The Israeli army has abducted Palestinian children and transferred them out of the Gaza Strip, a human rights monitor said Tuesday, calling on Israel to return the children to their parents.
The Geneva-based Euro-Med Human Rights Monitor said in a statement on its website that it "takes very seriously the information published by Israeli Army Radio on 1 January 2024 regarding the kidnapping of a Palestinian infant from inside her Gaza family home by Israeli officer Harel Itach, a commander in the Givati Brigade, after the killing of her family members."
"Following the news that the Israeli officer died on 22 December 2023 from injuries sustained during fighting in Gaza, a friend of Itach's disclosed the kidnapping incident and said that the little girl's whereabouts remain unknown," it added.
Expressing "deep fear and concern," it said the case of the Palestinian infant is not an isolated one.
"Numerous testimonies that the rights group has received say that the Israeli army regularly detains and transfers Palestinian children without disclosing their whereabouts," it noted.
Citing the "horrific crime of kidnapping children" as well as "the recent mysterious disappearance of hundreds of Palestinian detainees" from the Gaza Strip, the rights group highlighted that the international community must bear its responsibilities and apply pressure on Israel in order to ensure the safe return of all victims.
Citing "alarming reports" from many Palestinian families who have lost contact with their children, it noted that these reports are mainly from areas where Israeli ground incursions are occurring.
"More than 7,000 Palestinians—mostly women and children—are reportedly missing, amid chaos caused by the difficulty of removing bodies from the rubble, the near-total disruption of communications and Internet across most of the Strip, and the forced displacement of the vast majority of Gazan families," it added.
Pointing out that while most of the missing cases are believed to have perished beneath the rubble of homes targeted by Israeli airstrikes, it said that some are believed to be lost on the streets or have vanished from neighborhoods where Israeli army ground incursions took place.
- Many displaced families report losing their children
Sharing testimonies of Rushdi Al-Zhaza, who was recently released from Israeli custody after being detained along with his family a month ago from their home in the south of Gaza City, the rights group said the fate of his wife and two children remain unknown.
"Al-Zhaza explained that the Israeli army detained him, his wife Hadeel Youssef Al-Dahdouh and their two children, four-year-old Mohamed and six-month-old Zein, while they were inside their own house...Weeks later, the soldiers released Al-Zhaza without disclosing the whereabouts or health status of his wife or either of their children."
Sharing testimony from another eyewitness, Euro-Med said that a few weeks ago while being evacuated from Gaza City to the south of the Wadi Gaza Nature Reserve through the Netzarim checkpoint, Israeli soldiers stopped a 12-year-old girl with blonde hair.
The woman witnessed the girl's parents attempt to intervene. The soldiers then informed them that the child would be taken away under the suspicion that she was an Israeli detainee, despite the fact that she was speaking Arabic and accompanied by her parents.
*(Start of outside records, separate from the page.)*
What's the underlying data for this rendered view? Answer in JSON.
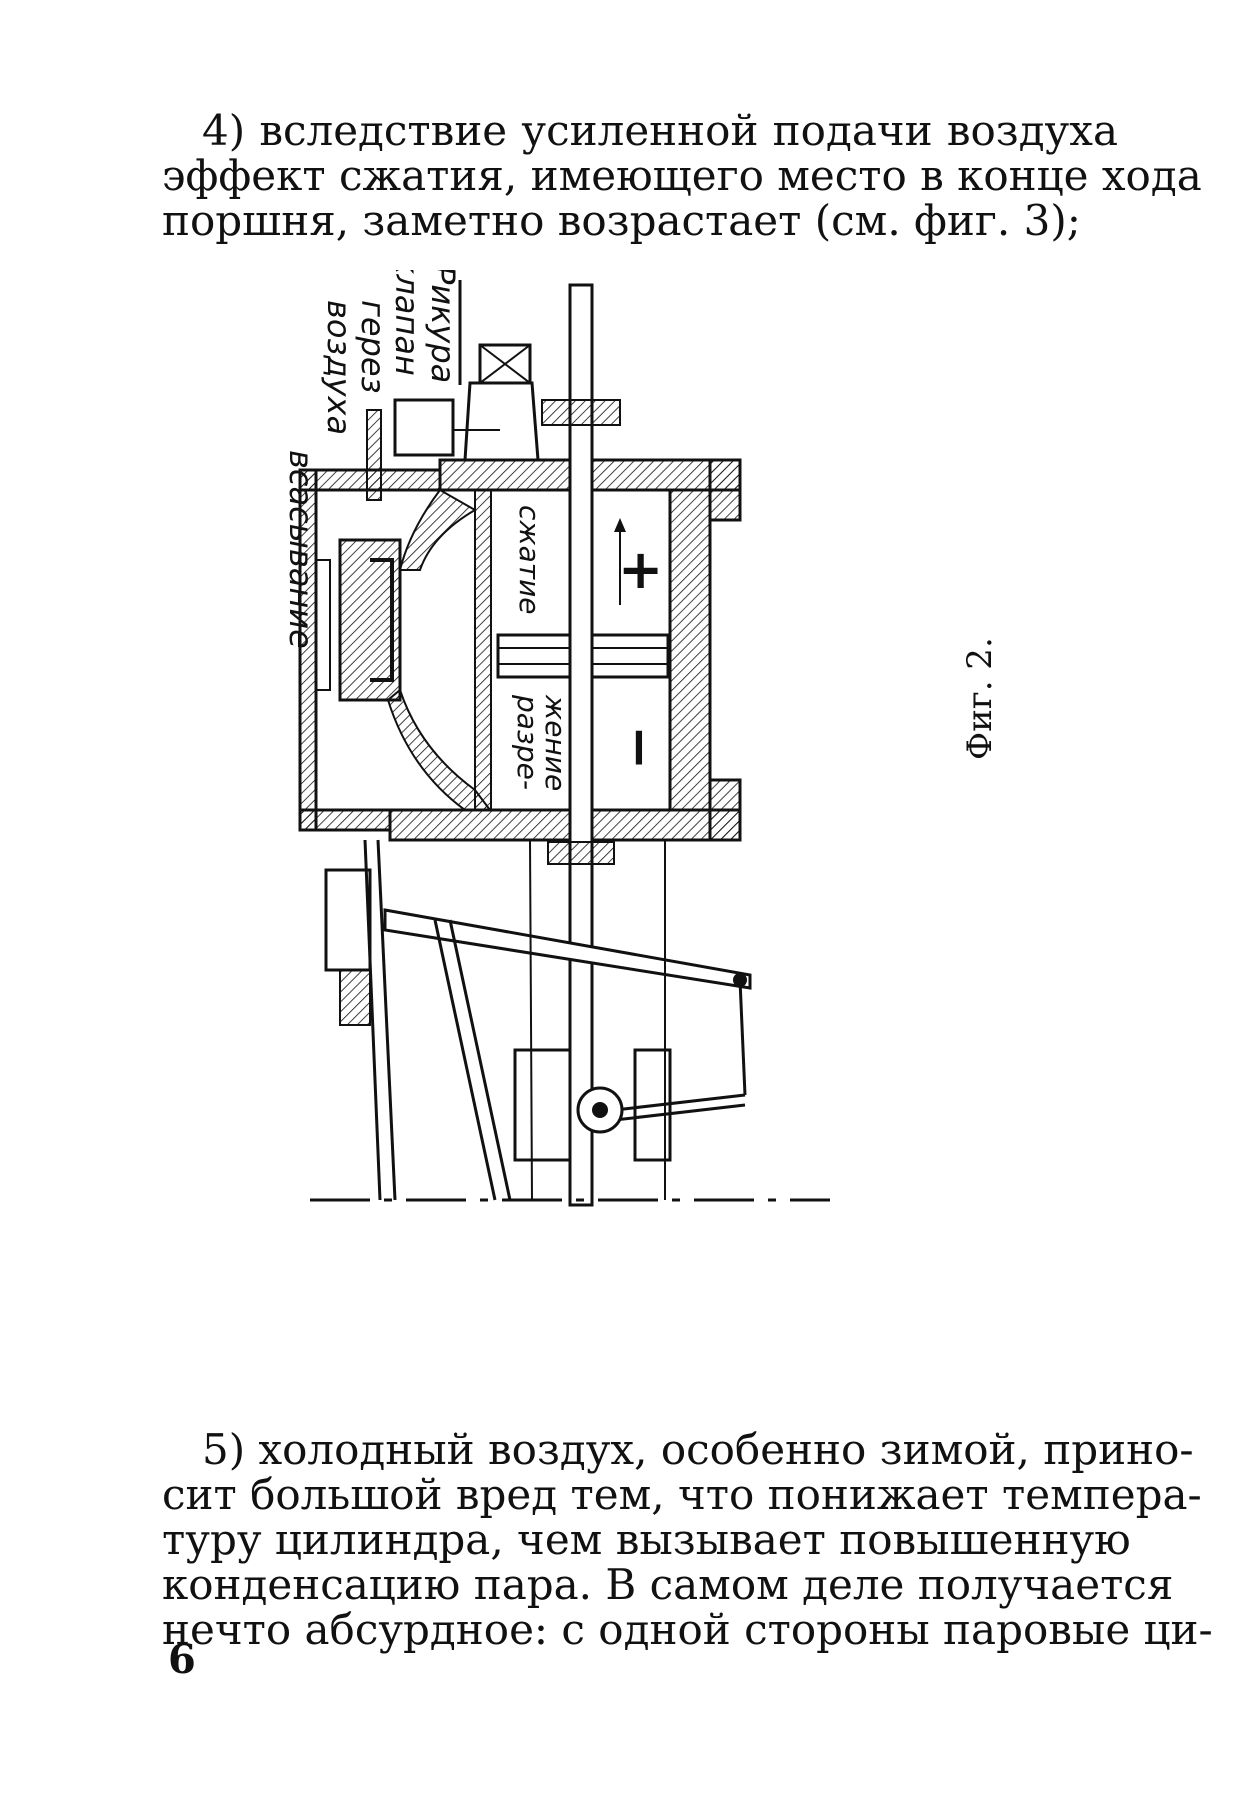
{
  "paragraph_top": {
    "lines": [
      "4) вследствие усиленной подачи воздуха",
      "эффект сжатия, имеющего место в конце хода",
      "поршня, заметно возрастает (см. фиг. 3);"
    ]
  },
  "figure": {
    "caption": "Фиг. 2.",
    "labels": {
      "air_intake": "всасывание",
      "air": "воздуха",
      "through": "герез",
      "valve": "клапан",
      "rikur": "Рикура",
      "compression": "сжатие",
      "rarefaction_1": "разре-",
      "rarefaction_2": "жение",
      "plus": "+",
      "minus": "−"
    }
  },
  "paragraph_bottom": {
    "lines": [
      "5) холодный воздух, особенно зимой, прино-",
      "сит большой вред тем, что понижает темпера-",
      "туру цилиндра, чем вызывает повышенную",
      "конденсацию пара. В самом деле получается",
      "нечто абсурдное: с одной стороны паровые ци-"
    ]
  },
  "page_number": "6"
}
"The woman had to continue to walk and said that she did not know what happened to the child or her parents," it said.
Euro-Med also said that many displaced families from northern Gaza or the incursion areas of Khan Yunis have reported losing their children during evacuations or bombings of homes.
It called for immediate action to end the arbitrary detention and forced disappearance of hundreds of Palestinian detainees from the Gaza Strip, reminding that states are required to consider enforced disappearance a crime punishable by law with appropriate penalties, given its extreme seriousness.
Israel has launched relentless air and ground attacks on the Gaza Strip since a cross-border attack by the Palestinian group Hamas on Oct. 7.
At least 22,185 Palestinians have since been killed and 57,035 others injured, according to Gaza's health authorities, while nearly 1,200 Israelis are believed to have been killed in the Hamas attack.
The Israeli onslaught has left Gaza in ruins, with 60% of the enclave's infrastructure damaged or destroyed and nearly 2 million residents displaced amid acute shortages of food, clean water and medicines.